Ever since the pandemic hit in 2020, the airline industry has taken a huge blow. Travel halted and flights were canceled as lockdowns were imposed everywhere. The industry had to bear huge losses. But things started improving in late 2021 when lockdowns were lifted and traveling was allowed again in most places. With the summer approaching, airlines are hopeful demand will rise again for domestic and international travel, bringing in higher revenues and profits.
Delta Air Lines (DAL -3.32%) was the talk of the town after its most recent quarterly earnings earnings on April 13 and gave a hint of what the next quarter looks like for the company. Its stock jumped 10% last week, and most airline stocks soared following Delta's earnings. Let's take a look at why.
A good quarter for Delta amid the troubled times
Though the COVID-19 pandemic isn't over, travel demand seems to be rising. People are more keen to travel, and even pay a little extra for their vacation plans to be successful, after being stuck at home for more than two years now. According to a Deloitte report, global intent to book an international flight climbed to 23% by June 2021.
For the quarter ended March, Delta reported operating revenue of $8.2 billion, which was 79% restored from the same period in 2019. The airline saw total domestic passenger revenue to be 83% recovered, while international passenger revenue recovered 54% versus the comparable quarter in 2019.
Offices also reopened, reviving both domestic corporate travel, which recovered 50% in the quarter, and international corporate travel, which recovered 35% versus 2019's same quarter levels. The company recorded operating losses in January and February. But demand rose in March with a revenue recovery of 79%. It turned out to be a profitable month with an operating profit margin of 10%.
Hopeful for the future
Delta Air Lines also provided a very hopeful outlook for its next quarter. For the upcoming quarter, management expects revenue recovery to accelerate 93% to 97% from 2019 levels and total passenger capacity to be around 84%. The airline also sees operating profit margin to be in the range of 12% to 14%.

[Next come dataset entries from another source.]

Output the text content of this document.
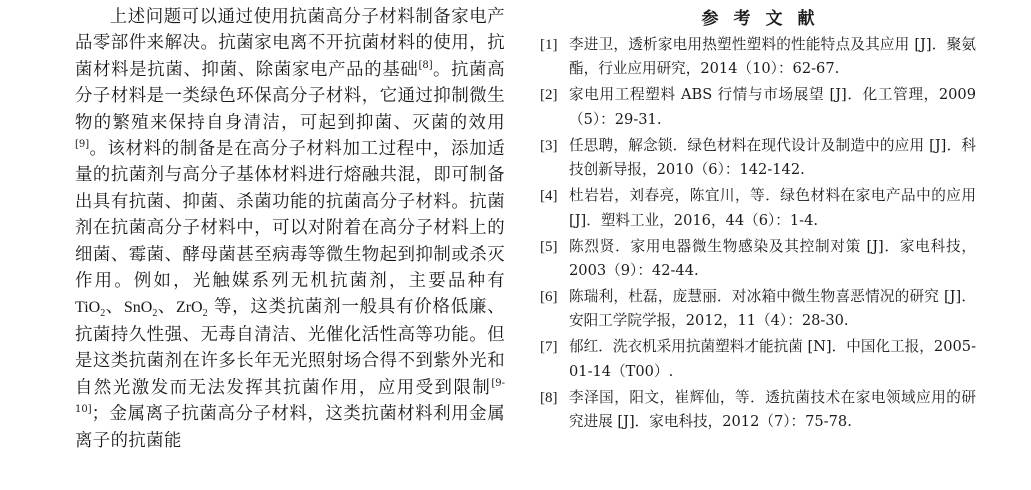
上述问题可以通过使用抗菌高分子材料制备家电产品零部件来解决。抗菌家电离不开抗菌材料的使用，抗菌材料是抗菌、抑菌、除菌家电产品的基础[8]。抗菌高分子材料是一类绿色环保高分子材料，它通过抑制微生物的繁殖来保持自身清洁，可起到抑菌、灭菌的效用[9]。该材料的制备是在高分子材料加工过程中，添加适量的抗菌剂与高分子基体材料进行熔融共混，即可制备出具有抗菌、抑菌、杀菌功能的抗菌高分子材料。抗菌剂在抗菌高分子材料中，可以对附着在高分子材料上的细菌、霉菌、酵母菌甚至病毒等微生物起到抑制或杀灭作用。例如，光触媒系列无机抗菌剂，主要品种有 TiO$_2$、SnO$_2$、ZrO$_2$ 等，这类抗菌剂一般具有价格低廉、抗菌持久性强、无毒自清洁、光催化活性高等功能。但是这类抗菌剂在许多长年无光照射场合得不到紫外光和自然光激发而无法发挥其抗菌作用，应用受到限制[9-10]；金属离子抗菌高分子材料，这类抗菌材料利用金属离子的抗菌能

参考文献
[1] 李进卫，透析家电用热塑性塑料的性能特点及其应用 [J]．聚氨酯，行业应用研究，2014（10）：62-67.
[2] 家电用工程塑料 ABS 行情与市场展望 [J]．化工管理，2009（5）：29-31.
[3] 任思聘，解念锁．绿色材料在现代设计及制造中的应用 [J]．科技创新导报，2010（6）：142-142.
[4] 杜岩岩，刘春亮，陈宜川，等．绿色材料在家电产品中的应用 [J]．塑料工业，2016，44（6）：1-4.
[5] 陈烈贤．家用电器微生物感染及其控制对策 [J]．家电科技，2003（9）：42-44.
[6] 陈瑞利，杜磊，庞慧丽．对冰箱中微生物喜恶情况的研究 [J]．安阳工学院学报，2012，11（4）：28-30.
[7] 郁红．洗衣机采用抗菌塑料才能抗菌 [N]．中国化工报，2005-01-14（T00）.
[8] 李泽国，阳文，崔辉仙，等．透抗菌技术在家电领域应用的研究进展 [J]．家电科技，2012（7）：75-78.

Management believes Delta is more than capable in handling the rising consumer demand and the accelerating return of travel, both domestic and international. The company is working on upgrading its fleet, by taking delivery of its first A321neo aircraft at the end of March, with a total of 26 expected this year. This upgrade aligns with Delta's objective of using at least 6% less fuel per available seat mile this year compared with 2019. In total the airline plans to purchase 155 A321neos through 2027.
In March, in an open letter, a group of airline CEOs urged President Joe Biden to "end the transportation mask mandate and testing requirements for international travelers," as CNN reported.This initiative has been partially approved with the end of the mask mandate but testing requirements are still on. This initiative would make travelers more comfortable and boost travel demand. Delta's CEO, along with executives from Southwest Airlines, American Airlines, United Airlines and many others, signed the letter.
Is Delta a good stock to buy now?
The airline saw its adjusted operating expense rise by 11% sequentially to $9 billion in the quarter driven by higher fuel prices. But what's impressive about Delta is amid all the challenges, the company worked on reducing its debt. During the most recent quarter, it generated free cash flow of $197 million to pay off some of its debt. At the end of the quarter, it had adjusted net debt of $21 billion, with $12.8 billion in liquidity (that included cash and cash equivalents, short-term investments, and undrawn revolving credit facilities).
CFO Dan Janki stated, "Reducing debt is our top financial priority as we target investment-grade metrics and $15 billion of adjusted net debt by the end of 2024."
Airline stocks still might look a bit risky now with the ongoing pandemic and geopolitical tensions surrounding Russia's invasion of Ukraine. But once troubled times ends, air travel demand will likely return to normal, driving revenue and profits for the airline industry. This could in turn help airline stocks skyrocket. Wall Street has hopes for Delta Air Lines, which is why analysts see upsides of 25% for the stock in the next 12 months.